2 the distance d from the center of the sphere to the cross section has the following relationship with the radius r of the center of the sphere and the radius r of the cross section: r 2 = r 2-d 2.

A circle whose sphere is cut by a plane passing through the center of the sphere is called a big circle, and a circle cut by a section not passing through the center of the sphere is called a small circle.

On the sphere, the length of the shortest connecting line between two points is the length of the bad arc between these two points through the great circle of these two points. We call this arc length the spherical distance between two points.

Spherical function

The equation of a ball with radius r is: the volume calculation formula of a ball with radius r is:

The formula for calculating the surface area of a ball with radius r is:

Prove:

Certificate:

To prove, to prove.

Make a hemisphere h=r and a cylinder h=r (as shown in figure 1).

∫V column -V cone

= π×r^3- π×r^3/3

=2/3π×r^3

∴ If the conjecture holds, then V column -V cone =V hemisphere.

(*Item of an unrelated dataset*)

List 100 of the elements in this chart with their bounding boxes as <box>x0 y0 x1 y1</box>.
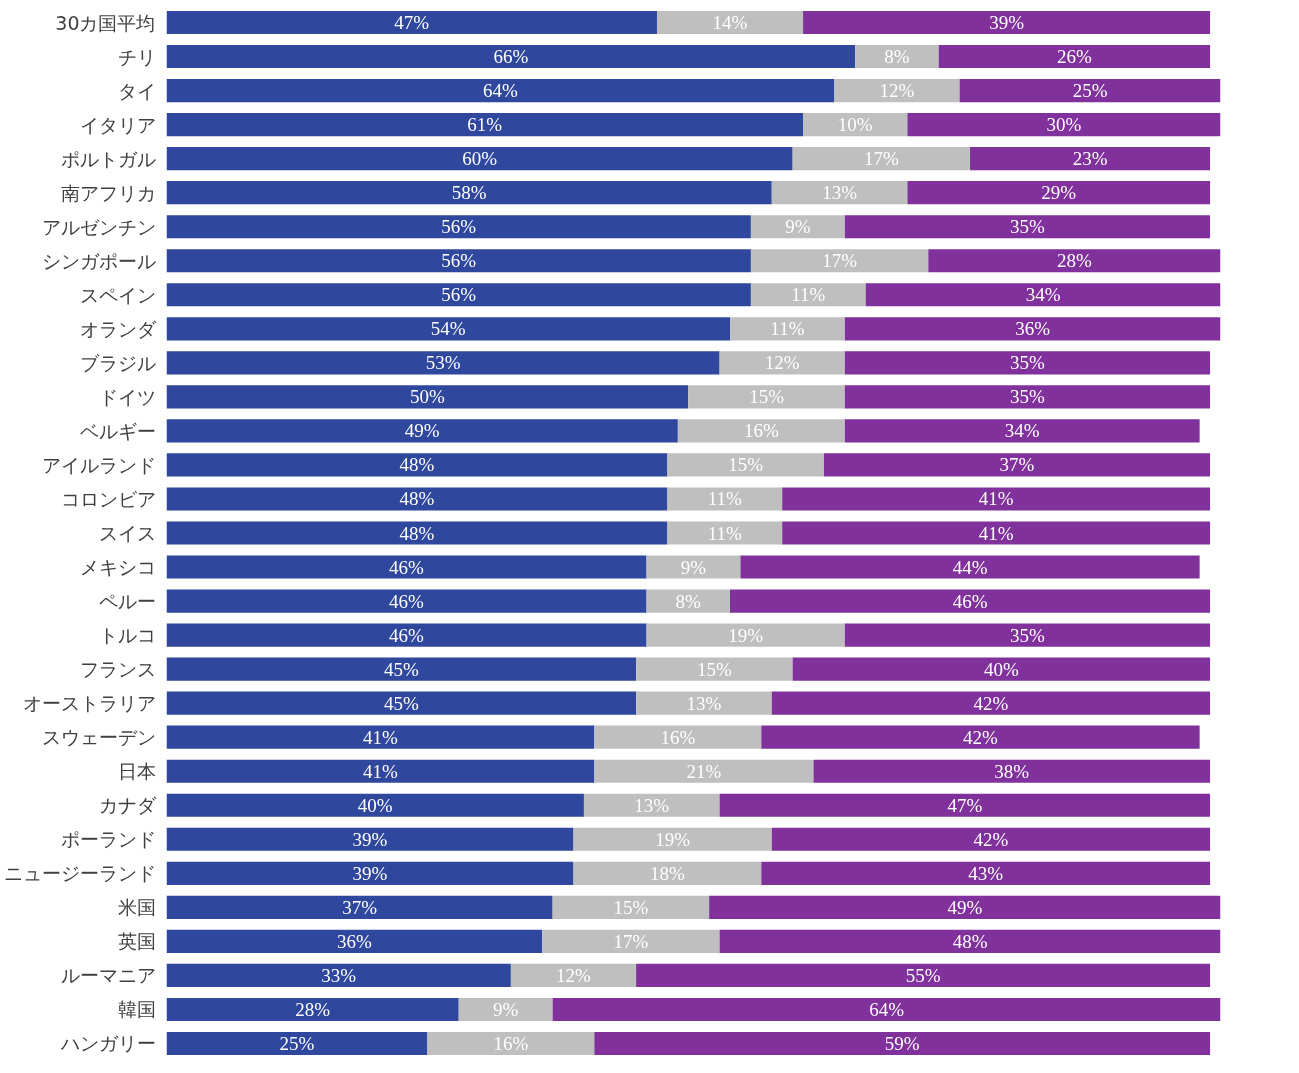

According to the Zu principle, two three-dimensional figures sandwiched between two parallel planes are cut by any plane parallel to these two planes. If the obtained two cross-sectional areas are equal, then the volumes of the two three-dimensional figures are equal.

If the conjecture holds, two planes: S 1 (circle) =S2 (ring)

1. According to the formula, the plane area cut from the height h of the hemisphere is π× (R2-H2) 0.5 2 = π× (R2-H2).

2. Make a cone with the same base and height as the cylinder: According to the formula, the area of the ring on the right side of the V cone is π× r 2-π× r× h/r = π× (r 2-h 2).

∵π×(r^2-h^2)=π×(r^2-h^2)

∴V column -V cone =V hemisphere

∫V column -V cone = π× r 3-π× r 3/3 = 2/3 π× r 3

∴V hemisphere = 2/3 π× R 3

From the V hemisphere, it can be deduced that V sphere =2×V hemisphere = 4/3× π r 3.

Certificate of completion

Of course, there are many ways to find the volume of a sphere, and the double integral method is easier to understand.

Solution: The integration area is as shown in the figure.

The radius of a circle is r, and there are many ways to find the volume of a sphere. The method of double integration is easier to understand.

Solution: the integration area is shown in the figure, and the radius of the circle is R.